🔴🚨 El presidente electo, Abelardo de la Espriella, confirmó que se posesionará en una guarnición militar del sur del país.
Durante el anuncio, también invitó a su ceremonia de posesión, el próximo 7 de agosto, a Luis Felipe Yagüe, el vendedor ambulante de Florencia (Caquetá)… pic.twitter.com/cFwE2VoTsh
— EL TIEMPO (@ELTIEMPO) July 14, 2026
A pocas semanas del relevo presidencial, la tensión política en el país alcanza su punto máximo. El mandatario electo, Abelardo De La Espriella, reafirmó su polémica decisión de asumir el cargo el próximo 7 de agosto desde una guarnición militar en el sur del territorio nacional. La declaración se da como un desafío directo a las órdenes del presidente saliente, Gustavo Petro, quien prohibió tajantemente el uso de recintos castrenses para dicho fin.
Un pulso por el control de los cuarteles
La controversia escaló luego de que el presidente saliente, Gustavo Petro, utilizara sus redes sociales para emitir una orden estricta en su calidad de comandante en jefe de las Fuerzas Armadas:
«En servicio de mis facultades constitucionales y legales, ordeno que ningún establecimiento militar sirva para una posesión de un presidente de la República de Colombia», manifestó Petro a través de la plataforma X.
Pese a este blindaje institucional, De La Espriella —quien se alzó con la victoria en las urnas el pasado 21 de junio— dio la certeza de que su hoja de ruta no cambiará. Aunque evitó precisar el departamento exacto, confirmó que el acto se llevará a cabo en el sur del país. Según el mandatario electo, este formato busca rendir un «homenaje solemne a los héroes de la patria» y a los uniformados que custodian la institucionalidad.

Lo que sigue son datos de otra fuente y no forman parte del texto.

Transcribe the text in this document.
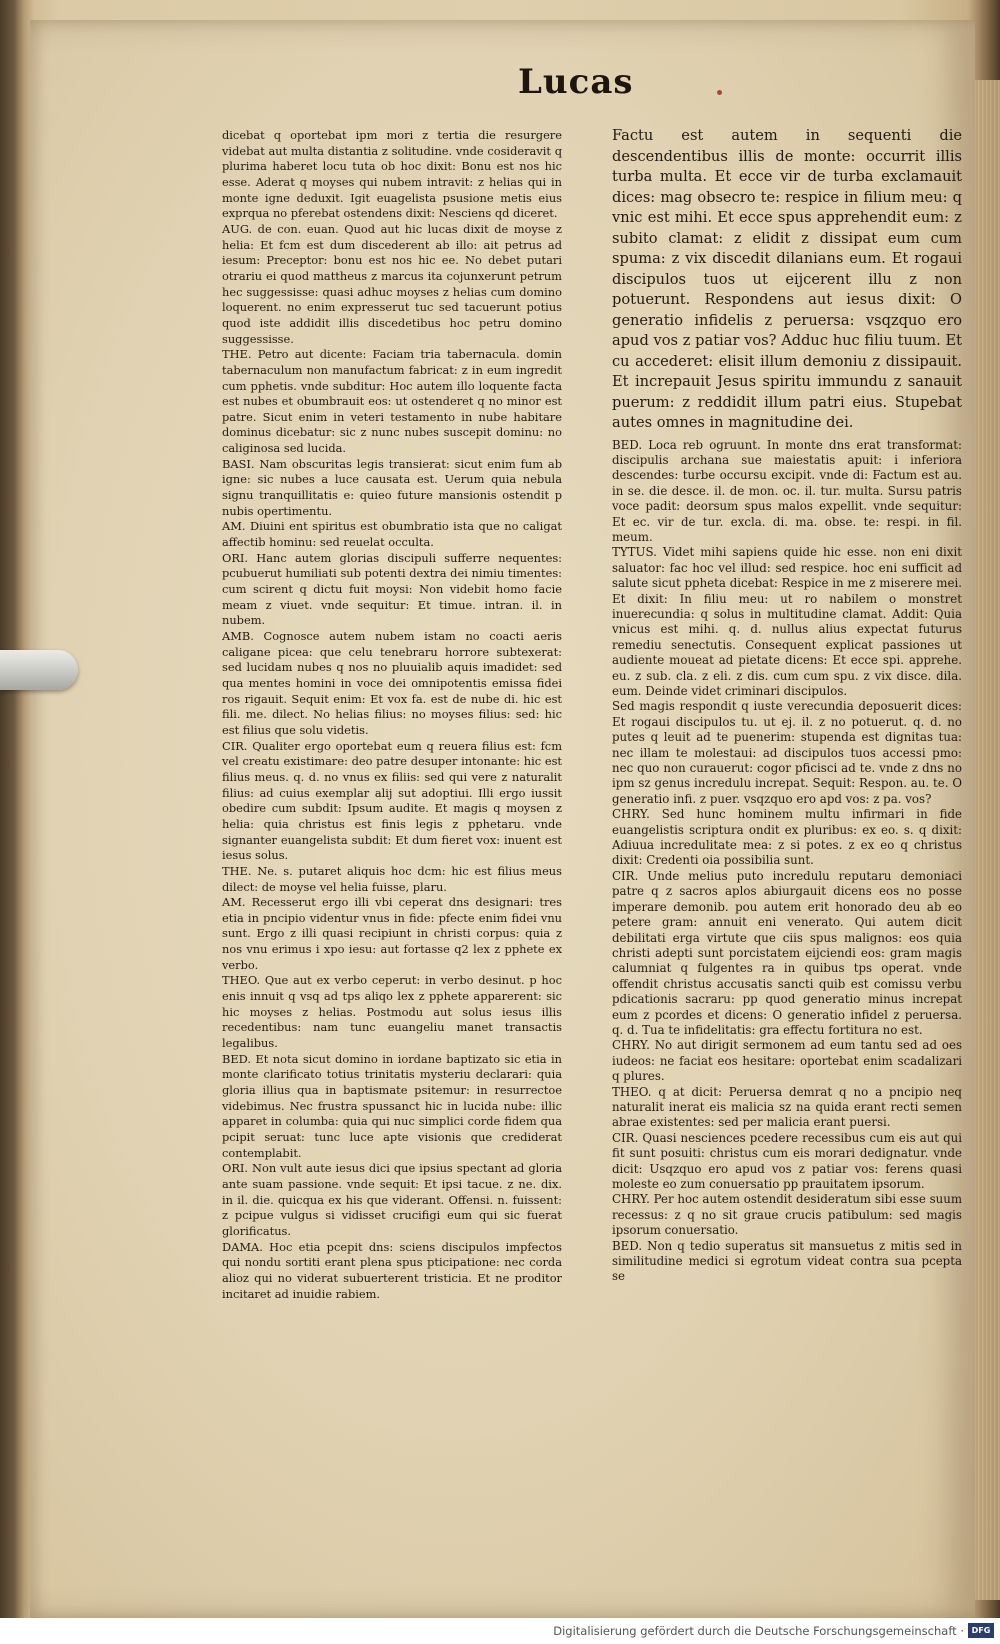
Lucas

dicebat q oportebat ipm mori z tertia die resurgere videbat aut multa distantia z solitudine. vnde cosideravit q plurima haberet locu tuta ob hoc dixit: Bonu est nos hic esse. Aderat q moyses qui nubem intravit: z helias qui in monte igne deduxit. Igit euagelista psusione metis eius exprqua no pferebat ostendens dixit: Nesciens qd diceret.

AUG. de con. euan. Quod aut hic lucas dixit de moyse z helia: Et fcm est dum discederent ab illo: ait petrus ad iesum: Preceptor: bonu est nos hic ee. No debet putari otrariu ei quod mattheus z marcus ita cojunxerunt petrum hec suggessisse: quasi adhuc moyses z helias cum domino loquerent. no enim expresserut tuc sed tacuerunt potius quod iste addidit illis discedetibus hoc petru domino suggessisse.

THE. Petro aut dicente: Faciam tria tabernacula. domin tabernaculum non manufactum fabricat: z in eum ingredit cum pphetis. vnde subditur: Hoc autem illo loquente facta est nubes et obumbrauit eos: ut ostenderet q no minor est patre. Sicut enim in veteri testamento in nube habitare dominus dicebatur: sic z nunc nubes suscepit dominu: no caliginosa sed lucida.

BASI. Nam obscuritas legis transierat: sicut enim fum ab igne: sic nubes a luce causata est. Uerum quia nebula signu tranquillitatis e: quieo future mansionis ostendit p nubis opertimentu.

AM. Diuini ent spiritus est obumbratio ista que no caligat affectib hominu: sed reuelat occulta.

ORI. Hanc autem glorias discipuli sufferre nequentes: pcubuerut humiliati sub potenti dextra dei nimiu timentes: cum scirent q dictu fuit moysi: Non videbit homo facie meam z viuet. vnde sequitur: Et timue. intran. il. in nubem.

AMB. Cognosce autem nubem istam no coacti aeris caligane picea: que celu tenebraru horrore subtexerat: sed lucidam nubes q nos no pluuialib aquis imadidet: sed qua mentes homini in voce dei omnipotentis emissa fidei ros rigauit. Sequit enim: Et vox fa. est de nube di. hic est fili. me. dilect. No helias filius: no moyses filius: sed: hic est filius que solu videtis.

CIR. Qualiter ergo oportebat eum q reuera filius est: fcm vel creatu existimare: deo patre desuper intonante: hic est filius meus. q. d. no vnus ex filiis: sed qui vere z naturalit filius: ad cuius exemplar alij sut adoptiui. Illi ergo iussit obedire cum subdit: Ipsum audite. Et magis q moysen z helia: quia christus est finis legis z pphetaru. vnde signanter euangelista subdit: Et dum fieret vox: inuent est iesus solus.

THE. Ne. s. putaret aliquis hoc dcm: hic est filius meus dilect: de moyse vel helia fuisse, plaru.

AM. Recesserut ergo illi vbi ceperat dns designari: tres etia in pncipio videntur vnus in fide: pfecte enim fidei vnu sunt. Ergo z illi quasi recipiunt in christi corpus: quia z nos vnu erimus i xpo iesu: aut fortasse q2 lex z pphete ex verbo.

THEO. Que aut ex verbo ceperut: in verbo desinut. p hoc enis innuit q vsq ad tps aliqo lex z pphete apparerent: sic hic moyses z helias. Postmodu aut solus iesus illis recedentibus: nam tunc euangeliu manet transactis legalibus.

BED. Et nota sicut domino in iordane baptizato sic etia in monte clarificato totius trinitatis mysteriu declarari: quia gloria illius qua in baptismate psitemur: in resurrectoe videbimus. Nec frustra spussanct hic in lucida nube: illic apparet in columba: quia qui nuc simplici corde fidem qua pcipit seruat: tunc luce apte visionis que crediderat contemplabit.

ORI. Non vult aute iesus dici que ipsius spectant ad gloria ante suam passione. vnde sequit: Et ipsi tacue. z ne. dix. in il. die. quicqua ex his que viderant. Offensi. n. fuissent: z pcipue vulgus si vidisset crucifigi eum qui sic fuerat glorificatus.

DAMA. Hoc etia pcepit dns: sciens discipulos impfectos qui nondu sortiti erant plena spus pticipatione: nec corda alioz qui no viderat subuerterent tristicia. Et ne proditor incitaret ad inuidie rabiem.

Factu est autem in sequenti die descendentibus illis de monte: occurrit illis turba multa. Et ecce vir de turba exclamauit dices: mag obsecro te: respice in filium meu: q vnic est mihi. Et ecce spus apprehendit eum: z subito clamat: z elidit z dissipat eum cum spuma: z vix discedit dilanians eum. Et rogaui discipulos tuos ut eijcerent illu z non potuerunt. Respondens aut iesus dixit: O generatio infidelis z peruersa: vsqzquo ero apud vos z patiar vos? Adduc huc filiu tuum. Et cu accederet: elisit illum demoniu z dissipauit. Et increpauit Jesus spiritu immundu z sanauit puerum: z reddidit illum patri eius. Stupebat autes omnes in magnitudine dei.

BED. Loca reb ogruunt. In monte dns erat transformat: discipulis archana sue maiestatis apuit: i inferiora descendes: turbe occursu excipit. vnde di: Factum est au. in se. die desce. il. de mon. oc. il. tur. multa. Sursu patris voce padit: deorsum spus malos expellit. vnde sequitur: Et ec. vir de tur. excla. di. ma. obse. te: respi. in fil. meum.

TYTUS. Videt mihi sapiens quide hic esse. non eni dixit saluator: fac hoc vel illud: sed respice. hoc eni sufficit ad salute sicut ppheta dicebat: Respice in me z miserere mei. Et dixit: In filiu meu: ut ro nabilem o monstret inuerecundia: q solus in multitudine clamat. Addit: Quia vnicus est mihi. q. d. nullus alius expectat futurus remediu senectutis. Consequent explicat passiones ut audiente moueat ad pietate dicens: Et ecce spi. apprehe. eu. z sub. cla. z eli. z dis. cum cum spu. z vix disce. dila. eum. Deinde videt criminari discipulos.

Sed magis respondit q iuste verecundia deposuerit dices: Et rogaui discipulos tu. ut ej. il. z no potuerut. q. d. no putes q leuit ad te puenerim: stupenda est dignitas tua: nec illam te molestaui: ad discipulos tuos accessi pmo: nec quo non curauerut: cogor pficisci ad te. vnde z dns no ipm sz genus incredulu increpat. Sequit: Respon. au. te. O generatio infi. z puer. vsqzquo ero apd vos: z pa. vos?

CHRY. Sed hunc hominem multu infirmari in fide euangelistis scriptura ondit ex pluribus: ex eo. s. q dixit: Adiuua incredulitate mea: z si potes. z ex eo q christus dixit: Credenti oia possibilia sunt.

CIR. Unde melius puto incredulu reputaru demoniaci patre q z sacros aplos abiurgauit dicens eos no posse imperare demonib. pou autem erit honorado deu ab eo petere gram: annuit eni venerato. Qui autem dicit debilitati erga virtute que ciis spus malignos: eos quia christi adepti sunt porcistatem eijciendi eos: gram magis calumniat q fulgentes ra in quibus tps operat. vnde offendit christus accusatis sancti quib est comissu verbu pdicationis sacraru: pp quod generatio minus increpat eum z pcordes et dicens: O generatio infidel z peruersa. q. d. Tua te infidelitatis: gra effectu fortitura no est.

CHRY. No aut dirigit sermonem ad eum tantu sed ad oes iudeos: ne faciat eos hesitare: oportebat enim scadalizari q plures.

THEO. q at dicit: Peruersa demrat q no a pncipio neq naturalit inerat eis malicia sz na quida erant recti semen abrae existentes: sed per malicia erant puersi.

CIR. Quasi nesciences pcedere recessibus cum eis aut qui fit sunt posuiti: christus cum eis morari dedignatur. vnde dicit: Usqzquo ero apud vos z patiar vos: ferens quasi moleste eo zum conuersatio pp prauitatem ipsorum.

CHRY. Per hoc autem ostendit desideratum sibi esse suum recessus: z q no sit graue crucis patibulum: sed magis ipsorum conuersatio.

BED. Non q tedio superatus sit mansuetus z mitis sed in similitudine medici si egrotum videat contra sua pcepta se

Digitalisierung gefördert durch die Deutsche Forschungsgemeinschaft · DFG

El llamado al nuevo Congreso
Para destrabar el choque de poderes, De La Espriella movió su estrategia hacia el legislativo. Hizo una solicitud «directa y patriótica» a los senadores y representantes que se instalan este 20 de julio para que emitan la autorización legal que viabilice su investidura en la base militar.
En su mensaje a los parlamentarios, el presidente electo los instó a interpretar el mandato popular sin recurrir a «negociaciones bajo la mesa», invitándolos a respaldar lo que denominó la construcción de una «patria milagro», libre de politiquería. El balón queda ahora en la cancha del Congreso, que deberá decidir de qué lado se inclina en este inédito choque de trenes antes del 7 de agosto.